PASADENA, Calif.--Kip Thorne, a physicist who is famed for his work on the cosmic consequences of relativity, is one of five winners of the 2005 Common Wealth Award.
This year's other winners are former secretary of state Colin Powell, Pulitzer Prize-winning playwright David Mamet, World Wide Web inventor Tim Berners-Lee, and novelist Amy Tan.
Thorne, who has been a faculty member at the California Institute of Technology since 1966, is currently the Feynman Professor of Theoretical Physics. The Common Wealth Trust cited him for his longtime efforts toward "opening new windows on the universe for scientists and lay audiences alike."
Thorne is a cofounder of and intellectual force in the Laser Interferometer Gravitational-Wave Observatory (LIGO), an NSF-funded project to detect gravitational waves and use them to probe the "dark side" of the universe. Gravitational waves were predicted almost 90 years ago by Einstein, but have not yet been detected. They are theorized to come from exotic astrophysical phenomena such as colliding black holes and neutron stars being torn apart by black holes.
LIGO is now a collaboration of 500 scientists in eight nations, headquartered at Caltech and directed by Caltech's Barry Barish and Stan Whitcomb.
Thorne earned his bachelor's degree from Caltech in 1962 and his doctorate in physics from Princeton University in 1965. He returned to his alma mater the following year and quickly rose through the faculty ranks, becoming a full professor of theoretical physics in 1970.

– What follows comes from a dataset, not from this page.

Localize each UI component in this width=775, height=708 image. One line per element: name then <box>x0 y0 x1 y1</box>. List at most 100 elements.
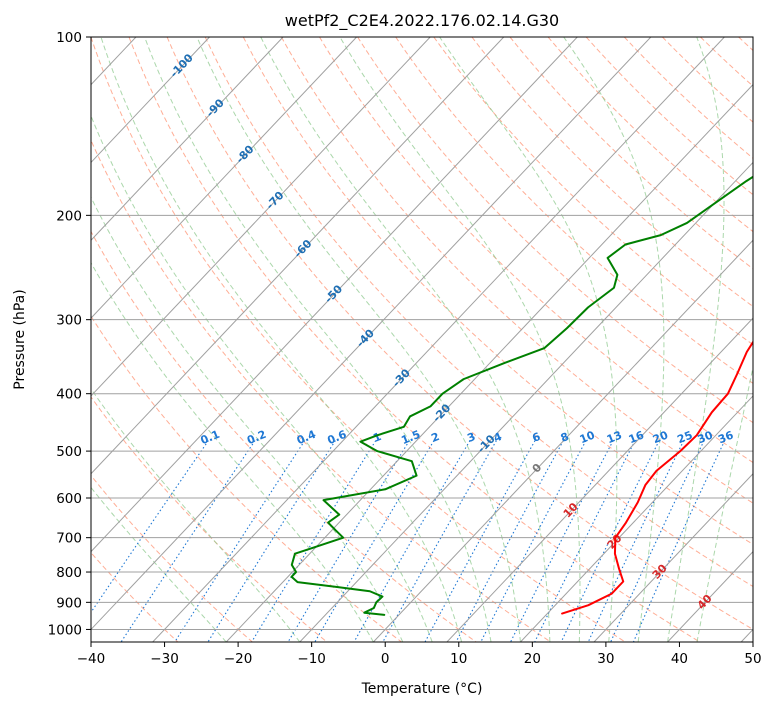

He was elected to the American Academy of Arts and Sciences in 1972 and the National Academy of Sciences in 1973. He has been awarded the Lilienfeld Prize of the American Physical Society (1996), the Karl Schwarzschild Medal of the German Astronomical Society (1996), the American Institute of Physics Science Writing Award in Physics and Astronomy (1969 and 1994), and the Phi Beta Kappa Science Writing Award (1994).
He has been a Woodrow Wilson Fellow, a Danforth Foundation Fellow, a Fulbright Lecturer, and a Guggenheim Fellow, and has served on the International Committee on General Relativity and Gravitation, the Committee on US-USSR Cooperation in Physics, and the National Academy of Sciences' Space Science Board.
The Common Wealth Awards of Distinguished Service were first presented in 1979 by the Common Wealth Trust, created under the will of the late Ralph Hayes, an influential business executive and philanthropist. Hayes conceived the awards to reward and encourage the best of human performance worldwide.
Now in their 26th year, the awards have conferred more than $3.5 million in prize money on 153 honorees of international renown. Past award winners include archbishop and human rights leader Desmond Tutu, the late actor Christopher Reeve, primatologist Jane Goodall, former CBS anchorman Walter Cronkite, and Nobel Prize-winning novelist Toni Morrison. In addition to Tutu, Morrison, and former secretary of state Henry Kissinger, eight other Nobel laureates have also won the award.